In early April, the vulnerability known simply as “Heartbleed” became the latest rage. During the first week after discovery, the mainstream media aggressively reported on Heartbleed, stirring up a tornado of fear, uncertainty, and doubt amongst all Internet users. Never thought I’d see “Fox and Friends” talking about OpenSSL, two-factor authentication, and digital certificates, but it happened daily only 7 short weeks ago.
This “Heartbleed Tornado” subsequently led to enterprise security professionals receiving email inbox loads of offers claiming to help you remediate. For many, especially those in the executive suites and board rooms, it was the first time they understood the true power and importance of private encryption keys and digital certificates, as well as the imperative need to protect them. Finally, I thought, the world is waking up and understanding the need to secure and protect its most valuable assets, which provide the backbone of a trustworthy Internet—encryption keys and digital certificates.
Unfortunately, as loud as the Heartbleed Tornado roared, the lions’ share of the remediation advice related to Heartbleed was simply the following:
Check and see if websites you use are vulnerable (and have been patched), and
Emphasize the importance of changing your passwords.
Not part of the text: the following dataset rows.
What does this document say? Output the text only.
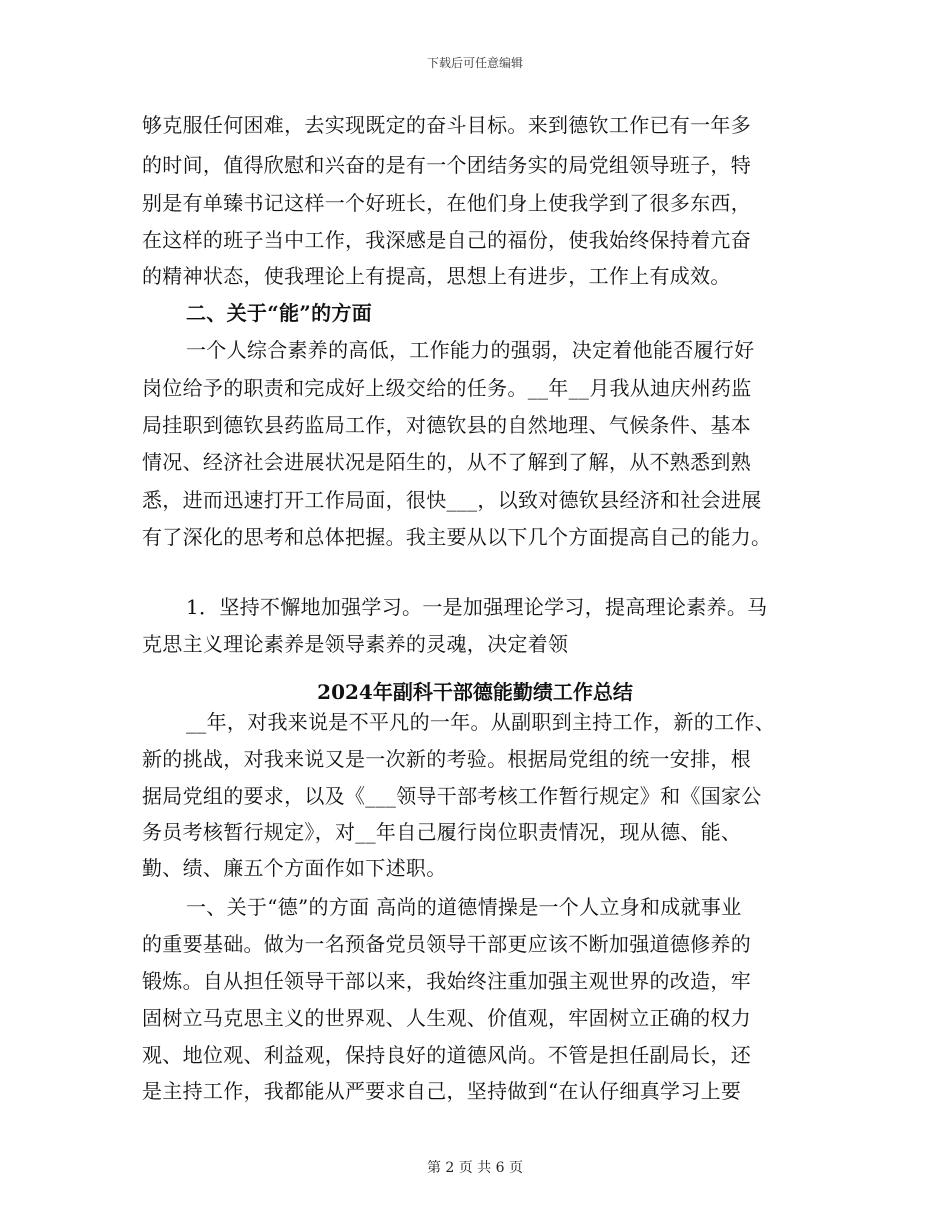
下载后可任意编辑
够克服任何困难，去实现既定的奋斗目标。来到德钦工作已有一年多
的时间，值得欣慰和兴奋的是有一个团结务实的局党组领导班子，特
别是有单臻书记这样一个好班长，在他们身上使我学到了很多东西，
在这样的班子当中工作，我深感是自己的福份，使我始终保持着亢奋
的精神状态，使我理论上有提高，思想上有进步，工作上有成效。
二、关于“能”的方面
一个人综合素养的高低，工作能力的强弱，决定着他能否履行好
岗位给予的职责和完成好上级交给的任务。__年__月我从迪庆州药监
局挂职到德钦县药监局工作，对德钦县的自然地理、气候条件、基本
情况、经济社会进展状况是陌生的，从不了解到了解，从不熟悉到熟
悉，进而迅速打开工作局面，很快___，以致对德钦县经济和社会进展
有了深化的思考和总体把握。我主要从以下几个方面提高自己的能力。
1．坚持不懈地加强学习。一是加强理论学习，提高理论素养。马
克思主义理论素养是领导素养的灵魂，决定着领
2024年副科干部德能勤绩工作总结
__年，对我来说是不平凡的一年。从副职到主持工作，新的工作、
新的挑战，对我来说又是一次新的考验。根据局党组的统一安排，根
据局党组的要求，以及《___领导干部考核工作暂行规定》和《国家公
务员考核暂行规定》，对__年自己履行岗位职责情况，现从德、能、
勤、绩、廉五个方面作如下述职。
一、关于“德”的方面 高尚的道德情操是一个人立身和成就事业
的重要基础。做为一名预备党员领导干部更应该不断加强道德修养的
锻炼。自从担任领导干部以来，我始终注重加强主观世界的改造，牢
固树立马克思主义的世界观、人生观、价值观，牢固树立正确的权力
观、地位观、利益观，保持良好的道德风尚。不管是担任副局长，还
是主持工作，我都能从严要求自己，坚持做到“在认仔细真学习上要
第 2 页 共 6 页
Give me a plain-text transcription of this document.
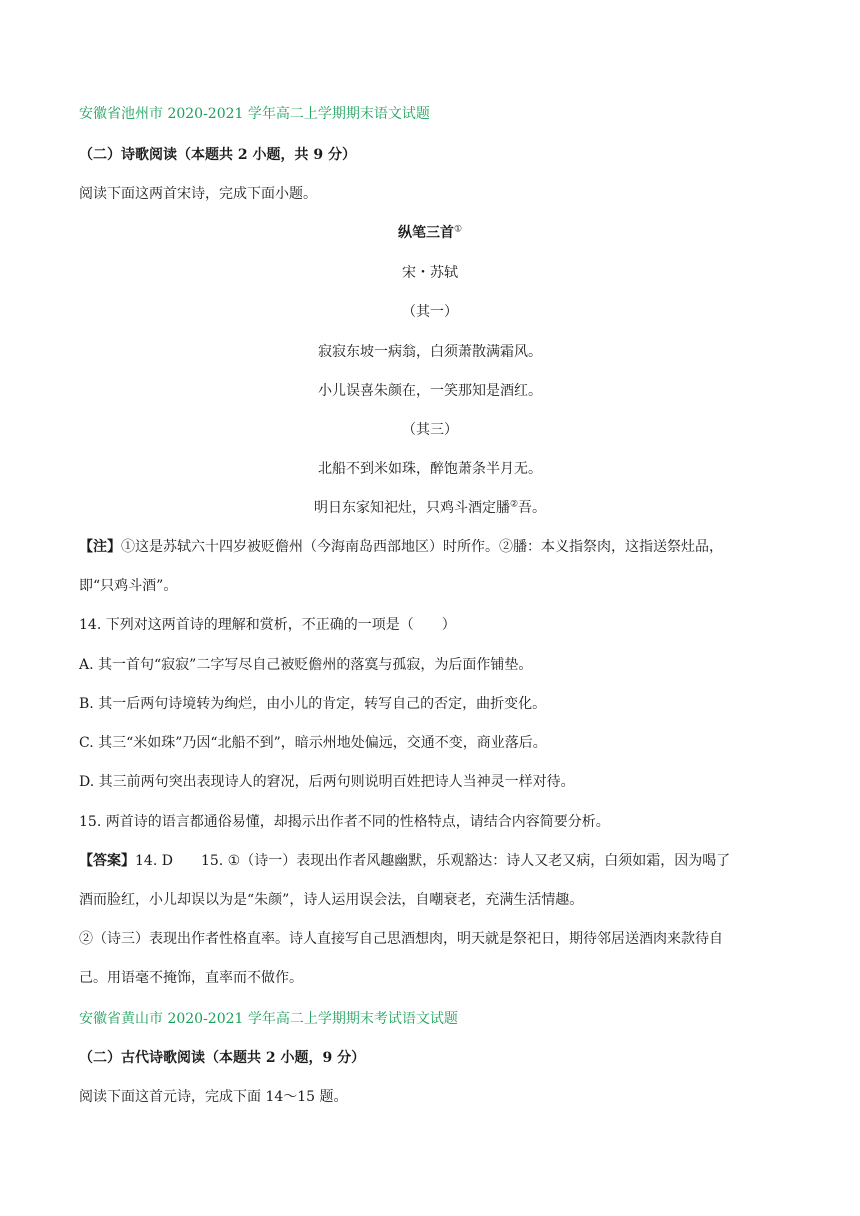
安徽省池州市 2020-2021 学年高二上学期期末语文试题
（二）诗歌阅读（本题共 2 小题，共 9 分）
阅读下面这两首宋诗，完成下面小题。
纵笔三首①
宋・苏轼
（其一）
寂寂东坡一病翁，白须萧散满霜风。
小儿误喜朱颜在，一笑那知是酒红。
（其三）
北船不到米如珠，醉饱萧条半月无。
明日东家知祀灶，只鸡斗酒定膰②吾。
【注】①这是苏轼六十四岁被贬儋州（今海南岛西部地区）时所作。②膰：本义指祭肉，这指送祭灶品，
即“只鸡斗酒”。
14. 下列对这两首诗的理解和赏析，不正确的一项是（　　）
A. 其一首句“寂寂”二字写尽自己被贬儋州的落寞与孤寂，为后面作铺垫。
B. 其一后两句诗境转为绚烂，由小儿的肯定，转写自己的否定，曲折变化。
C. 其三“米如珠”乃因“北船不到”，暗示州地处偏远，交通不变，商业落后。
D. 其三前两句突出表现诗人的窘况，后两句则说明百姓把诗人当神灵一样对待。
15. 两首诗的语言都通俗易懂，却揭示出作者不同的性格特点，请结合内容简要分析。
【答案】14. D 15. ①（诗一）表现出作者风趣幽默，乐观豁达：诗人又老又病，白须如霜，因为喝了
酒而脸红，小儿却误以为是“朱颜”，诗人运用误会法，自嘲衰老，充满生活情趣。
②（诗三）表现出作者性格直率。诗人直接写自己思酒想肉，明天就是祭祀日，期待邻居送酒肉来款待自
己。用语毫不掩饰，直率而不做作。
安徽省黄山市 2020-2021 学年高二上学期期末考试语文试题
（二）古代诗歌阅读（本题共 2 小题，9 分）
阅读下面这首元诗，完成下面 14～15 题。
Patching OpenSSL and changing user-credential passwords are two of the steps to remediation. But the elephant in the room, the exposure of private encryption keys and certificates (and thus the need to revoke and reissue them ALL), was only consistently reported on by those media outlets and bloggers in the security space itself.
Any hot media story has a shelf life, and there’s only so many Heartbleed stories that will continue to draw readers in. So once the clicks died down, the mainstream all but forgot it. And those mainstream stories that remain, only touch upon the surface of the vulnerability, such as NBC’s cosmetic piece on “How Major Websites Rank on Password Security.”
But the important thing to realize is this: The threat against a trustworthy digital universe did not begin with Heartbleed. And it certainly does not end with it either. Heartbleed was simply the latest in a growing mountain of threats that continue to evolve against encryption keys and digital certificates, and thus trust online.